Secondary analysis of an existing dataset (N = 77) was performed. Scale association and agreement were assessed with a Spearman ρ correlation (rs), intraclass correlation coefficient, 95% limits of agreement (LoA), and Bland-Altman plot. Cronbach α values were calculated to determine internal consistencies. Separate multiple linear regression models with SRH as the outcome and ABC-6 and ABC-16 scores as primary predictors were estimated and subsequently used to conduct Hotelling t test.
Results and Discussion:
Participants were primarily female (80.5%) with a median age of 68 years living in the metro Detroit area. The ABC-6 and ABC-16 were closely associated [rs = 0.97, P < .001; intraclass correlation coefficient (2,1) = 0.80] but demonstrated discrepancy (95% LoA range of −3.9 to +18.2; mean difference = 7.2 points in the direction of the ABC-16). Cronbach α values were 0.95 (ABC-16) and 0.89 (ABC-6). Regression model 1 (ABC-6 = primary predictor) explained more of the variance (R2 = 0.36) in SRH compared with model 2 (ABC-16 = primary predictor; R2 = 0.29).
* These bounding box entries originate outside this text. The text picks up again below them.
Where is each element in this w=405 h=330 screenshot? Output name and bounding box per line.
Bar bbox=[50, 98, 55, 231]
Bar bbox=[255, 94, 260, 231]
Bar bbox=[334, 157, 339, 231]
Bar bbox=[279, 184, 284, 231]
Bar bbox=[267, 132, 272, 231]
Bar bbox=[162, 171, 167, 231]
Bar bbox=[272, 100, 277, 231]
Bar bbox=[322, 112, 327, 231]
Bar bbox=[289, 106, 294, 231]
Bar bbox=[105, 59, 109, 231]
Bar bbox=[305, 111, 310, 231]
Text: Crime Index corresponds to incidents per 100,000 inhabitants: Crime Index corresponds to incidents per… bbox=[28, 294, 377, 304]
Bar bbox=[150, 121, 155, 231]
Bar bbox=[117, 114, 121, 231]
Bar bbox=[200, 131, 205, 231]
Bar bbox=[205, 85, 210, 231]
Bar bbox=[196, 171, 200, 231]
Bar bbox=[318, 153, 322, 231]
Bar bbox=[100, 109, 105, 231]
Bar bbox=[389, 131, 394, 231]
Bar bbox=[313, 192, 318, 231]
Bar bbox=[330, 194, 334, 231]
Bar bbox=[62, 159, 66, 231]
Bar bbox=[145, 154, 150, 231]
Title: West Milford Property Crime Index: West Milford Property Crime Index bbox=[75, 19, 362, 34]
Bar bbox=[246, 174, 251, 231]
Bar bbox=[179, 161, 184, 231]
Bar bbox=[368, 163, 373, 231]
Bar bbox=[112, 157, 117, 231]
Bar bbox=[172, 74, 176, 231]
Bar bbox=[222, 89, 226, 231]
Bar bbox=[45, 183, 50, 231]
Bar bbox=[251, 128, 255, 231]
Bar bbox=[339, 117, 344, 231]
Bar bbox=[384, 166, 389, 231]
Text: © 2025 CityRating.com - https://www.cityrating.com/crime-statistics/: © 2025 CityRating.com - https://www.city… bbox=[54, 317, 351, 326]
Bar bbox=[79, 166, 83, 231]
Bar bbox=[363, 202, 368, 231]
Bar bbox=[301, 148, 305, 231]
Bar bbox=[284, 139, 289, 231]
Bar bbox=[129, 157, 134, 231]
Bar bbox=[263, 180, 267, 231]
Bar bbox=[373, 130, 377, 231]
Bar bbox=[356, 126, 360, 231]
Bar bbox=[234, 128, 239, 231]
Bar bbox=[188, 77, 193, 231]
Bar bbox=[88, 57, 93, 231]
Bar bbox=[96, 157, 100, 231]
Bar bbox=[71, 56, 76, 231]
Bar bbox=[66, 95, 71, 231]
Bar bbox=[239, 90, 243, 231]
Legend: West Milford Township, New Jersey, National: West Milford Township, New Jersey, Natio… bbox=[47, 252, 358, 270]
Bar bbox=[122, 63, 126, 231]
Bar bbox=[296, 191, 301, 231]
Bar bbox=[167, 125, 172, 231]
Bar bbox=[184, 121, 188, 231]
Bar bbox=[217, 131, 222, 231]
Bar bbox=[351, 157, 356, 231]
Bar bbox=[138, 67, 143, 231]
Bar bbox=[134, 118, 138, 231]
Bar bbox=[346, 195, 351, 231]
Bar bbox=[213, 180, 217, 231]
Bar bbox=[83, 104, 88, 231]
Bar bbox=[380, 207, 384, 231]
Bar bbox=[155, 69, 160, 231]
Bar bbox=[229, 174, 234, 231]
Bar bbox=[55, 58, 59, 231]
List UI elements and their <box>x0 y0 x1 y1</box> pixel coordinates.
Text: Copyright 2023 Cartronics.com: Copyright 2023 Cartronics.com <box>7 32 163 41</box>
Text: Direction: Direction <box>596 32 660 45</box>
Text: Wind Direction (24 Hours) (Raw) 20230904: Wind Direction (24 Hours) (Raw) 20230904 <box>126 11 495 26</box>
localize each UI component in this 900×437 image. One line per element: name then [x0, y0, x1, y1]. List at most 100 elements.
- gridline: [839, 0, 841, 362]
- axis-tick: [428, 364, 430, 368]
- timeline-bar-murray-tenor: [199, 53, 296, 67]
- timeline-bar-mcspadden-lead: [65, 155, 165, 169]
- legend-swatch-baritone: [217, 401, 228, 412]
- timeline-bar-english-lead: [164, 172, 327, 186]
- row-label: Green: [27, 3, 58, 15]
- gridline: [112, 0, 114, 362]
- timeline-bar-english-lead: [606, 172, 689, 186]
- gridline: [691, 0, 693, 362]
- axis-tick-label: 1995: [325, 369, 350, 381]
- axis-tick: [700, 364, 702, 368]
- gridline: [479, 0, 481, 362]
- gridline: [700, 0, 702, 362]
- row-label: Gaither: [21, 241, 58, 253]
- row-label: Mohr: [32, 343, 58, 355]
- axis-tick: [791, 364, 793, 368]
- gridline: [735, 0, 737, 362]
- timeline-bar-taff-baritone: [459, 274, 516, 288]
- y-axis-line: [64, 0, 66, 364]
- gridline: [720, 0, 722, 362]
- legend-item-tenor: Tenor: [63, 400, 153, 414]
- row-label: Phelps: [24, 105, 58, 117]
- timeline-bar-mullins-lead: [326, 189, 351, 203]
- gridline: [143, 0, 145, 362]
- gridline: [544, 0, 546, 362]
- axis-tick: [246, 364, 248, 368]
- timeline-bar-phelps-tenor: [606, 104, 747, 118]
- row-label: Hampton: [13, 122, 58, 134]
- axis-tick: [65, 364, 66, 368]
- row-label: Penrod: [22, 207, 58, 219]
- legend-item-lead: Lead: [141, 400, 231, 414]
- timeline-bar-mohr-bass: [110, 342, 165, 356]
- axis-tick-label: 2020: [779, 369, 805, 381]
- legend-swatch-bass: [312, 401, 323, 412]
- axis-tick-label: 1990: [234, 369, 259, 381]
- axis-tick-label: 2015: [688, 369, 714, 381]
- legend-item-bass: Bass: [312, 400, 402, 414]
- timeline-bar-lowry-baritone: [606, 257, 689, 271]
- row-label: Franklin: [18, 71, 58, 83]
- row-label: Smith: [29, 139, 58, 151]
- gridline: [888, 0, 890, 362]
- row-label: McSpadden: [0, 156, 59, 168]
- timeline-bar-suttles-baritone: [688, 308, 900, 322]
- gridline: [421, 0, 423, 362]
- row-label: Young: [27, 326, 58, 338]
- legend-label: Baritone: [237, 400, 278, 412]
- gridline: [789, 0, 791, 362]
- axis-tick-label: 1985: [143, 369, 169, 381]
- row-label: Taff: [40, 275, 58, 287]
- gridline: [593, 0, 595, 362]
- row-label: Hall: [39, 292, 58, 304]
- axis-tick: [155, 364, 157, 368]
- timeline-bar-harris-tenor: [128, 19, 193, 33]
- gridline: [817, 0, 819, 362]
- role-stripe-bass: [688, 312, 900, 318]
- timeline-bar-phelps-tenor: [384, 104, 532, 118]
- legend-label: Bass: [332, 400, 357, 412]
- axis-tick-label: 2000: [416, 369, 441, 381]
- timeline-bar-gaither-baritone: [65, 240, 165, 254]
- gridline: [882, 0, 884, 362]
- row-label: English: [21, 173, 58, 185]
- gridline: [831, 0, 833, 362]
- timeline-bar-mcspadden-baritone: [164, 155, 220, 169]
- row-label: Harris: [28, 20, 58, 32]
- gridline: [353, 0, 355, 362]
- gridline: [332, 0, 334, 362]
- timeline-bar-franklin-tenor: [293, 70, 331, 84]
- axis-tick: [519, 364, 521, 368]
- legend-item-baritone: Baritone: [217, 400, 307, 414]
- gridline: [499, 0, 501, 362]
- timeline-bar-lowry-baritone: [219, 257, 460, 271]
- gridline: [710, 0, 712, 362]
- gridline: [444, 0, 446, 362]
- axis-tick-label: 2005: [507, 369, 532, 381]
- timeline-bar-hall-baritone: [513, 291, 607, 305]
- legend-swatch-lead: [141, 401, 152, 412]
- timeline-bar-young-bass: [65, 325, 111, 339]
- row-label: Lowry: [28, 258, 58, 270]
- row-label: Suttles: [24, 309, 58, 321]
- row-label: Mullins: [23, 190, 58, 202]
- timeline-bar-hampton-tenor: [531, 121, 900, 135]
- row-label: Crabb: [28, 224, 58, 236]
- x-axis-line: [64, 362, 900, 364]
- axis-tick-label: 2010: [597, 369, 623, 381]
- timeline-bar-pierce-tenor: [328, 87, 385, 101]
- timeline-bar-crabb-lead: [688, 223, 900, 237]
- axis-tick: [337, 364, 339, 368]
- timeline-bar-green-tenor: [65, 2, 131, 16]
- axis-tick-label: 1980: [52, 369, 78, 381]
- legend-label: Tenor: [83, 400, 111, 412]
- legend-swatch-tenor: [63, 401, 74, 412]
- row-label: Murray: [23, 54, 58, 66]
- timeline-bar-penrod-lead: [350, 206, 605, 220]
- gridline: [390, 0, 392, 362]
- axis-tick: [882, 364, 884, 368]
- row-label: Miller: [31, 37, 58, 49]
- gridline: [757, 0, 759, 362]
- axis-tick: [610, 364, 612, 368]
Hotelling t test [t(74) = 2.4, P = .008] found that the predicted values from the ABC-6 model were significantly more highly correlated with SRH than those from the ABC-16 model.
Despite a high correlation between the ABC-16 and ABC-6, the 2 scales showed limited agreement and should not be considered interchangeable. Given that the ABC-16 takes longer to administer, does not relate to SRH as strongly, and could have redundant items, the ABC-6 may be preferable to the ABC-16 for balance confidence assessment in older adults living in cold weather, urban, or well-resourced areas.